Entre inúmeras obras que se inspiram na narrativa de “Frankenstein”, uma em especial que merece destaque é “Edward, mãos de tesoura”, do cineasta ímpar Tim Burton. Esse filme reproduz os temas universais de identidade e aceitação presentes no romance original de Mary Shelley. Em “Edward, mãos de tesoura”, somos apresentados à narrativa de um personagem criado de maneira artificial por um ser humano, e que, assim como Victor Frankenstein, no fim acaba por abandonar a sua criação incompleta. No entanto, é possível observar um ponto de contraste em relação à criatura de Shelley, Edward é dotado de uma inocência tocante e habilidades extraordinárias, tornando-se uma figura cativante para quem o assiste. A meticulosa construção visual e narrativa de Tim Burton, aliada à colossal interpretação de Johnny Depp, fazem deste filme uma obra-prima atemporal, que continua atravessando gerações e encantando espectadores de todas as idades. Por fim, o filme de Tim Burton não é apenas um tributo ao legado de Shelley, mas também uma expressão artística única que ecoa além do gênero, explorando temas de solidão, aceitação, e mais uma vez, a busca pela identidade em um mundo que muitas vezes é cruel e incompreensível.
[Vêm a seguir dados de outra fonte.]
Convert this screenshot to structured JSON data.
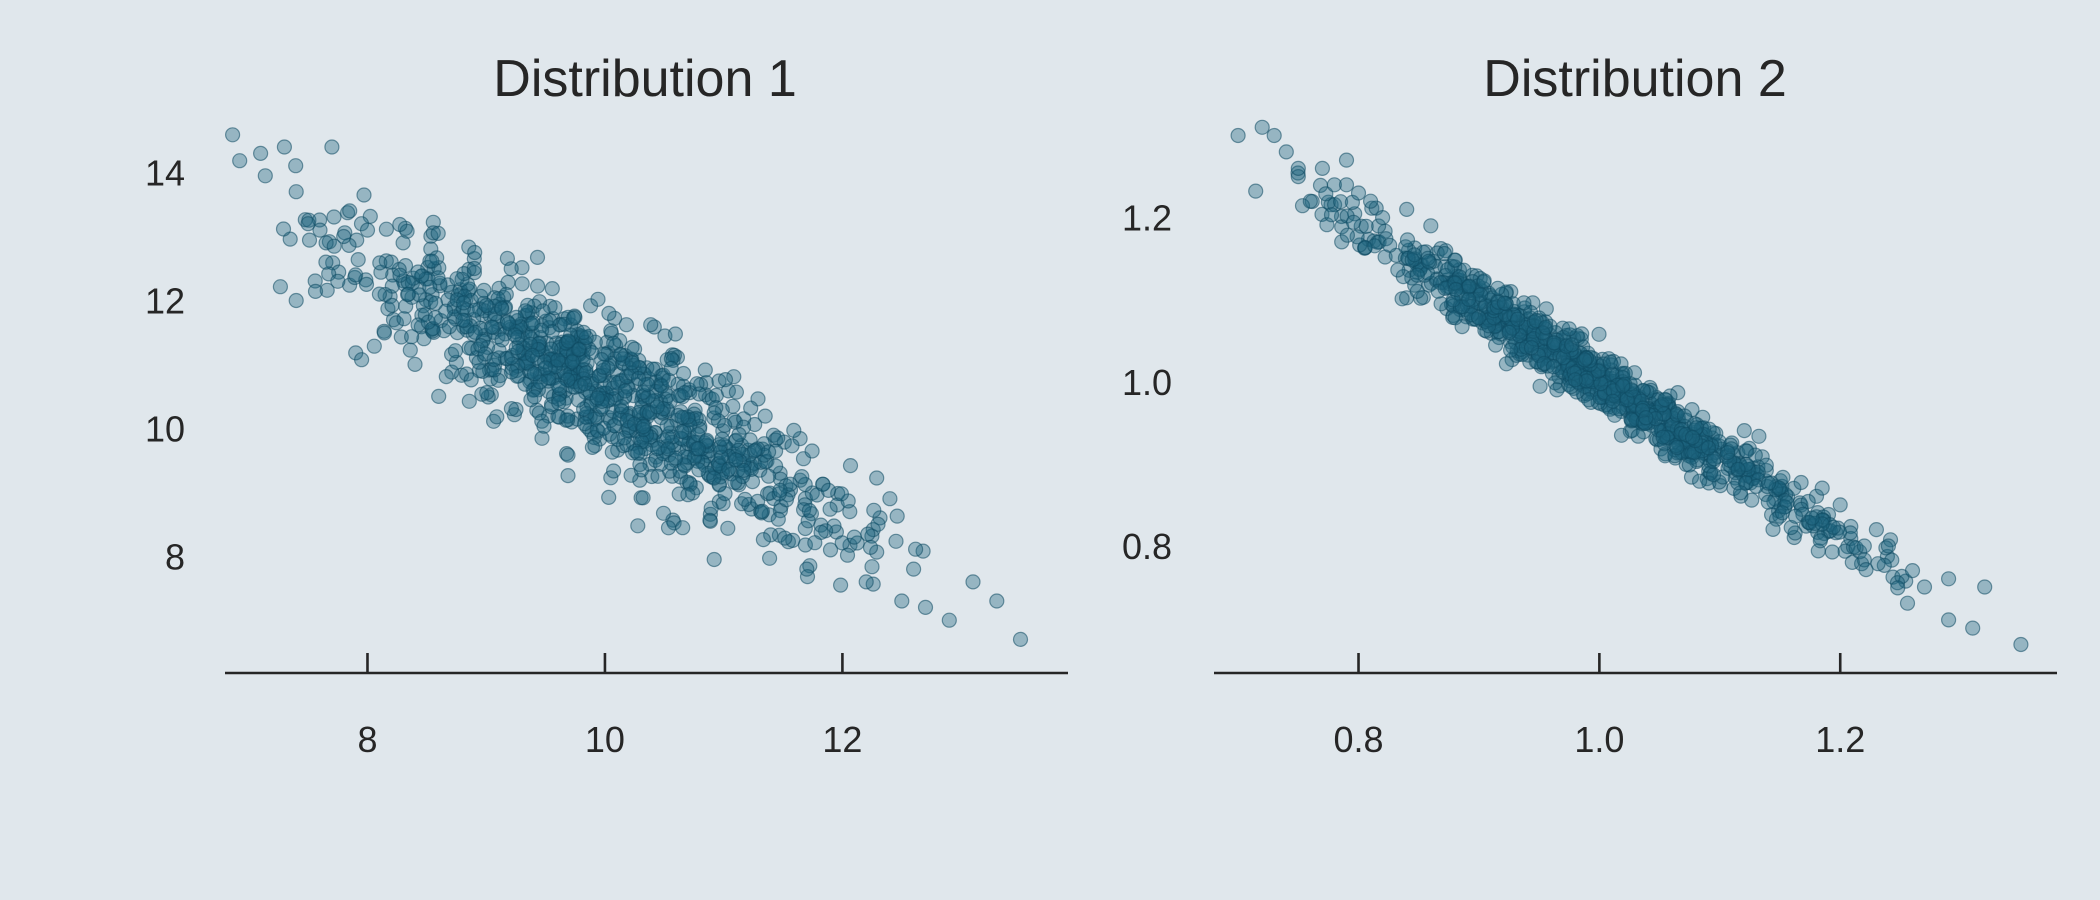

Não podemos concluir esta análise sem mencionar o fascinante paralelo entre o clássico de Mary Shelley e o antigo mito grego de Prometeu. Muitos escritores e críticos destacam a possível influência do mito sobre a obra de Shelley, sugerindo que Prometeu possa ter servido como uma fonte de inspiração inconsciente para a autora. A conexão entre as duas histórias é, no mínimo, intrigante: assim como o titã Prometeu desafiou Zeus ao roubar o fogo e conceder aos mortais, Victor Frankenstein assume o papel de um criador divino ao “roubar” o poder da vida e criar seres à sua semelhança. Essa dualidade entre o poder humano e divino, entre a busca pelo conhecimento e suas consequências, refletem através dos séculos, unindo essas duas histórias em um diálogo grandioso entre mitologia, literatura e os dilemas da humanidade. Essa interseção revela não apenas a profundidade das preocupações e anseios que têm assombrado a humanidade ao longo da história, mas também a capacidade atemporal dessas narrativas em provocar reflexões e debates sobre o nosso lugar no universo e as responsabilidades que procedem com o conhecimento e o poder. “Frankenstein” e o mito de Prometeu permanecem como monumentos literários e também como lembretes para nós, da complexidade e beleza do eterno conflito entre os limites da ciência, a ambição humana e o respeito pelas forças que transcendem nossa compreensão enquanto seres mortais.
REFERÊNCIAS:
FELTRIN, Tatiana. Frankenstein, ou O Prometeu Moderno (Mary Shelley). YouTube, 31 de outubro de 2021. 49 min e 32 segundos. Disponível em: <https://www.youtube.com/watch?v=P4quYC-K9dE>. Acesso em: 17 de março de 2024.
UNIVERSIDADE FEDERAL DE MINAS GERAIS. FAFICH – Faculdade de Filosofia e Ciências Humanas.
<https://www.fafich.ufmg.br/~labfil/mito_filosofia_arquivos/prometeu_epimeteu.pdf>
Julia Sanchez de Oliveira é graduanda do terceiro período de Publicidade e Propaganda da PUC Minas.